The owner of a small boutique says she is “over the moon” after winning a trademark battle with High Street fashion giant Zara.
Amber Kotrri, who runs Darlington-based House of Zana, had been told by the retailer her business was “conceptually identical”.
Zara had argued there was a “high degree of visual and oral similarities” between the two brands.
But a tribunal found the link was “too insubstantial”.
She said the judgement was a “genuine weight off my shoulders”.
“It’s been well over a year and very stressful on my home life, as a mum of three young children, as well as on the business as there’s been hours and hours of preparing documents of evidence,” she said.
“My daughter’s due date coincided with the time the last evidence was due so it hasn’t been easy.”
Mrs Kotrri said she had received an email informing her of the tribunal’s decision while on a visit to the theatre with her three children – but took several days to build up the courage to open it.
“It was quite a long document and I couldn’t really understand a lot of it as I had butterflies,” she said.
However, she said she saw the words “the opposition is unsuccessful” and was relieved she would be able to continue growing the business.
“It’s been so stressful – but we won,” she added.
In May Mrs Kotrri, who represented herself at the tribunal, told the hearing there was “no likelihood” of confusing the brands.
Zara had argued the House of Zana trademark application should be refused because it was too similar in name, which could result in customers confusing one trademark for another.
Julia King, representing Zara, said the name Zana was “one small brush mark” away from her client’s, adding the County Durham-based brand was “not distinctive and only descriptive”.
She said it could pose a “serious threat” to Zara if the market was crowded with brands that looked and sounded similar.
However, tribunal registrar Matthew Williams ruled he was satisfied any “mental link” made by customers between House of Zana and Zara would be “too insubstantial and fleeting” to result in an “exploitation” of Zara’s reputation.

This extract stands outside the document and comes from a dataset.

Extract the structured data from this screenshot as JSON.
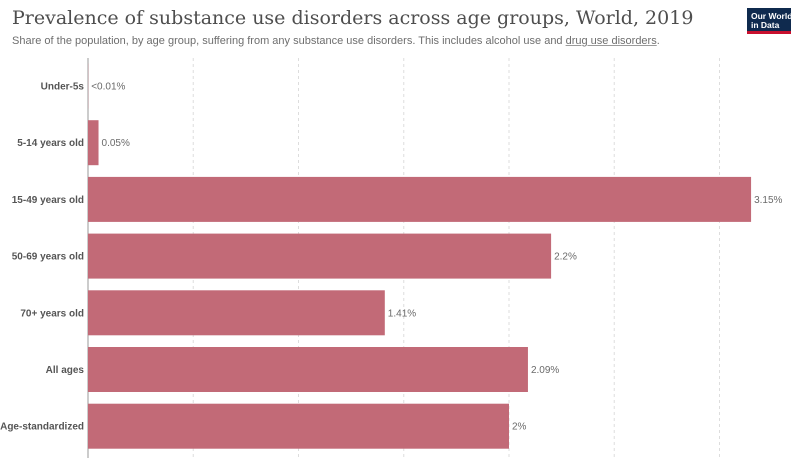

He said the two brands were “visually and aurally similar to a degree between low and medium”.
Mrs Kotrri, whose husband is Albanian, set up and named her company in 2019 after the Balkan country’s word for “fairies”.
She said she was contacted by Zara’s lawyers last year after trying to trademark her brand.
Mrs Kotrri said she had also been in contact with more than 10 other small business owners who had been contacted by the fashion company asking them to rebrand because of similarities with their names.
She has previously accused Zara of “very intimidating” conduct in its dealings with her.
Mrs Kotrri said: “To anyone in a similar position I would say, ‘keep fighting it’ll be worth it in the end – be brave and ignore the threatening way the legal letters are worded’.
“You know your business the most, you know the meaning behind any name, and if you’ve built it up then fight for it, I couldn’t tell my children that I closed down my business because someone bigger told me to.”
Inditex, the parent company of Zara – is one of the world’s largest fashion distribution groups with 6,477 stores, including Bershka, Pull & Bear and Massimo Dutti.
A Zara spokesperson said: “While we do not wish comment on the judgment itself, we continue to wish Ms Kottri and her business success in the future.”